Maize may lack iodine leading to infertility
INFERTILITY in dairy cows on maize diets may be due to iodine deficiency, warns mineral supplier Mill Feed Anglia.
It claims that reports of iodine deficiency are increasing in all geographical areas, even when maize is only one-third of the diet.
Iodine can be responsible for poor fertility and a high incidence of retained placentas, and is often overlooked in mineral supplementation of maize-based diets, it adds.
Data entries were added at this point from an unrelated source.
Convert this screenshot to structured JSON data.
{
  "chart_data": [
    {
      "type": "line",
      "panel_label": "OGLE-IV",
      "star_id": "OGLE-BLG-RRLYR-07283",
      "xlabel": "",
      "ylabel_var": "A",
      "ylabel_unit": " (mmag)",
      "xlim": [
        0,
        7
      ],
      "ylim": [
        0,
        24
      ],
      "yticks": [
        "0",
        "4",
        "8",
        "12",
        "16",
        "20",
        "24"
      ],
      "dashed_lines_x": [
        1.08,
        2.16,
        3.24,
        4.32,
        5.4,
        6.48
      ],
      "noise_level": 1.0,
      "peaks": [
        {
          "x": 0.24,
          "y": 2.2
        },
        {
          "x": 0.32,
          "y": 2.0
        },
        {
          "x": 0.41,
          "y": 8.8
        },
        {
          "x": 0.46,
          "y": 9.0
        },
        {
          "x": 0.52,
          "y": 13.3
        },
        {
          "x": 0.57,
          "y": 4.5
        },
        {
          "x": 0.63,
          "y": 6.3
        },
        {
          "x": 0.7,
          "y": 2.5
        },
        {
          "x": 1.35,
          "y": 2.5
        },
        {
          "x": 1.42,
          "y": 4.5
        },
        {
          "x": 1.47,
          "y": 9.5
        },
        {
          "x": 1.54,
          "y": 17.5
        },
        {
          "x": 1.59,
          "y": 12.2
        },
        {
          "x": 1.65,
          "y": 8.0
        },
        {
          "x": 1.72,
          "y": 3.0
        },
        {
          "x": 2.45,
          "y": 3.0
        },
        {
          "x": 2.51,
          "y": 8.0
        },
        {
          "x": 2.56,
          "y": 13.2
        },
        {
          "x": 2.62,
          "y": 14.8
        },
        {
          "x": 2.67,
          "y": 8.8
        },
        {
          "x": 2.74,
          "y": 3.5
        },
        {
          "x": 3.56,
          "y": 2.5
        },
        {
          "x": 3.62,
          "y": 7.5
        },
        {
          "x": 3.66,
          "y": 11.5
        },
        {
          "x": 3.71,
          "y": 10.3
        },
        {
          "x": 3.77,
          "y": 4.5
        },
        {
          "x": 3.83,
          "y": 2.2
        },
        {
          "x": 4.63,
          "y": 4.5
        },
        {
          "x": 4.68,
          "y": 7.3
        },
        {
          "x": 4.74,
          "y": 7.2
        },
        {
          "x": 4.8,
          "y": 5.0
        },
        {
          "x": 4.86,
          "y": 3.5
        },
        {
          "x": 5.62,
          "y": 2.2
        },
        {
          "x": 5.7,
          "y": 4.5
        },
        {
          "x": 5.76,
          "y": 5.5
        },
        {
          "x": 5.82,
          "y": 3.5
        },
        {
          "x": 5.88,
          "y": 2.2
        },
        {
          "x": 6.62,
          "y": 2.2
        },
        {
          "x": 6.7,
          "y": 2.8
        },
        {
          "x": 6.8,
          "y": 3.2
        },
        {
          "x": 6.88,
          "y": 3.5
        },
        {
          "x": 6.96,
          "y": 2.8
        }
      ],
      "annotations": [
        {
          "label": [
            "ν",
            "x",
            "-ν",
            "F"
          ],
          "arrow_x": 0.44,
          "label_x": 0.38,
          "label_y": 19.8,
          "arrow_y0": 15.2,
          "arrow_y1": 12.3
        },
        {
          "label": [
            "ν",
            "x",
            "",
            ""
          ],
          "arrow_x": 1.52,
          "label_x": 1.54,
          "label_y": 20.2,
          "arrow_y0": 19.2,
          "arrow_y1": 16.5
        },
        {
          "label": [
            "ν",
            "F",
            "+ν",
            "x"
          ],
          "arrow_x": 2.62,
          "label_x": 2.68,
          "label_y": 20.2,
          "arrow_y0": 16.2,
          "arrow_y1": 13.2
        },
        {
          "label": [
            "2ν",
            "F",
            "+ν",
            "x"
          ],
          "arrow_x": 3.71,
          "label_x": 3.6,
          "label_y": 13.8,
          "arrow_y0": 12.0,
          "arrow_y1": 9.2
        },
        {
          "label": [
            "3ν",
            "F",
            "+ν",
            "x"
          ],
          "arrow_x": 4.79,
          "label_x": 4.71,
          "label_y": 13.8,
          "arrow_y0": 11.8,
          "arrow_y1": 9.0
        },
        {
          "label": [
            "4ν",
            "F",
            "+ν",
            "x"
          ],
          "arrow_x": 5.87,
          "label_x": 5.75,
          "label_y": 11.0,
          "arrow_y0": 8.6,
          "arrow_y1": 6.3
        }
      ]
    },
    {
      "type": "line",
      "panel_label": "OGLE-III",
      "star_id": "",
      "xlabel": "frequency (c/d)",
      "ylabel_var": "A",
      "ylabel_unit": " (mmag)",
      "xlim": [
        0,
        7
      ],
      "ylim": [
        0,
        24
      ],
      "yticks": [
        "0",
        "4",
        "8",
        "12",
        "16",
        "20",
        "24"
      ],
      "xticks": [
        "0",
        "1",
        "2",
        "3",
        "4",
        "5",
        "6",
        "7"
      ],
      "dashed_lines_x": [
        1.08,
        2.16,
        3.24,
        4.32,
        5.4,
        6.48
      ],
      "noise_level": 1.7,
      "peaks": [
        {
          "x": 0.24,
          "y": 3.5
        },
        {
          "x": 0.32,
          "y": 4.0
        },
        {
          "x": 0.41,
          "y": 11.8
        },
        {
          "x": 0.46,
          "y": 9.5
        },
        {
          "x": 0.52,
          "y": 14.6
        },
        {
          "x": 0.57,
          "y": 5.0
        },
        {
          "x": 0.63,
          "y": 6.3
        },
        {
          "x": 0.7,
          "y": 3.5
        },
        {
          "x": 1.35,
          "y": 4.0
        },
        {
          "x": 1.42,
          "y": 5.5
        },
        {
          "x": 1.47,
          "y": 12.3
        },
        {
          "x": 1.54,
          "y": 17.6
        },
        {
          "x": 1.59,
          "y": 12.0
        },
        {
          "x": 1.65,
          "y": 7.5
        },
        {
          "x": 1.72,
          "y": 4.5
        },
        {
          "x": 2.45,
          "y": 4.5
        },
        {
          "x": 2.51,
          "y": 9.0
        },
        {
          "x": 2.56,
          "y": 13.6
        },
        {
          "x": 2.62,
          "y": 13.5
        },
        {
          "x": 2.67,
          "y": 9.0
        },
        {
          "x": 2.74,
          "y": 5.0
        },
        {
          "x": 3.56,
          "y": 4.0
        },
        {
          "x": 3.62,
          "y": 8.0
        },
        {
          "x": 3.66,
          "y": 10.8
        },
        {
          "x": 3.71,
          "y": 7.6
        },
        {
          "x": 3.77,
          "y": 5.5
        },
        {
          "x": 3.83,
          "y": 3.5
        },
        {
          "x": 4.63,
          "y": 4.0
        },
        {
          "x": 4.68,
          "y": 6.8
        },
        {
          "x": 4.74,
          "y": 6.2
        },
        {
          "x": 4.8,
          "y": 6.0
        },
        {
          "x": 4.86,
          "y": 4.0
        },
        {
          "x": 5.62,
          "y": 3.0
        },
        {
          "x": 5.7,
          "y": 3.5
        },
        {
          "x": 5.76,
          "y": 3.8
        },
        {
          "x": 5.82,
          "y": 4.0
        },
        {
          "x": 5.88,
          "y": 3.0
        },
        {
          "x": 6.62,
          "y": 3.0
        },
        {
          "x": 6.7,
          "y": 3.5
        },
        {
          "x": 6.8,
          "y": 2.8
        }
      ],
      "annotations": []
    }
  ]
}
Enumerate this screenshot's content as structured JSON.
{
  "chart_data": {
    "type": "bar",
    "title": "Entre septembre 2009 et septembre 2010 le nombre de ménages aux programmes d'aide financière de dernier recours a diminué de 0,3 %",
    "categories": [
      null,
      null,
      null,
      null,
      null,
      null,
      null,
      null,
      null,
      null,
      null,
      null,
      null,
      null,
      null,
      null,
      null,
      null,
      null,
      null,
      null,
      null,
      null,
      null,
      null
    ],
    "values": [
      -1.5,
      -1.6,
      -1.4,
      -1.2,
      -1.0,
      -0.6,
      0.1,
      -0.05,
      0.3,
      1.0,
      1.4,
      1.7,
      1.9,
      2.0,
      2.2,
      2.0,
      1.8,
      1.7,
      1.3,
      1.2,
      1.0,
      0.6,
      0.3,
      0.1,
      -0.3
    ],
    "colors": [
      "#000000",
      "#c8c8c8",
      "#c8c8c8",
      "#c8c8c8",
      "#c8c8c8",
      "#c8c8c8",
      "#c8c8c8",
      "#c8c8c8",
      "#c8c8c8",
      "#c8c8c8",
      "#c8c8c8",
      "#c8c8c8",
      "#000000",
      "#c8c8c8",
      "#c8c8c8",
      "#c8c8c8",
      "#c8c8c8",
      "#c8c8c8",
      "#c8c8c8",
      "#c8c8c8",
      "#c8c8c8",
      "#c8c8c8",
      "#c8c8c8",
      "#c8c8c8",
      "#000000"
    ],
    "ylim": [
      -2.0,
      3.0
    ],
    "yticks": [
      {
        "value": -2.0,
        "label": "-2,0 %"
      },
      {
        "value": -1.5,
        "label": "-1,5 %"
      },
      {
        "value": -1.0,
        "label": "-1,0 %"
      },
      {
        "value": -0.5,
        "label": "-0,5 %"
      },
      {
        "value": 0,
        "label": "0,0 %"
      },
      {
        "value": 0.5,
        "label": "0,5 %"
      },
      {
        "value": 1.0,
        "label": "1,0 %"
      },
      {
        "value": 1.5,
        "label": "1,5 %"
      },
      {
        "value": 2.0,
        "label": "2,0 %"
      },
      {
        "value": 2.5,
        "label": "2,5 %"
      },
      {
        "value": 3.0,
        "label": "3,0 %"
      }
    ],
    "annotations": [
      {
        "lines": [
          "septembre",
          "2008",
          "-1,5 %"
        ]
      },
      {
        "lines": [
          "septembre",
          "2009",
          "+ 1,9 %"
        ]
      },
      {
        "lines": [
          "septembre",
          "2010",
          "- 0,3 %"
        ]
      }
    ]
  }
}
Independent vet consultant Tony Andrews, warns that poorly balanced maize diets can lead to many mineral deficiencies, so when feeding maize for the first time take extra care to ensure correct mineral supplementation.
"But there are many causes of infertility, so dont jump to conclusions," he says. "Get a vet to perform a full investigation for deficiencies, for these are often multi-factorial." Retained placentas can also be caused by a lack of attendance or poor hygiene at calving, he adds.
"Iodine deficiency also causes abortion, stillbirths and dopey, weak calves with enlarged thyroid glands," says Dr Andrews.
But he warns producers to avoid making a diagnosis based on thyroxin levels in cows blood. The thyroxin hormone levels are affected by oestrogen levels before calving and when cows are bulling. Consistently low thyroxin levels in a large number of the herd are needed to indicate iodine deficiency, he adds.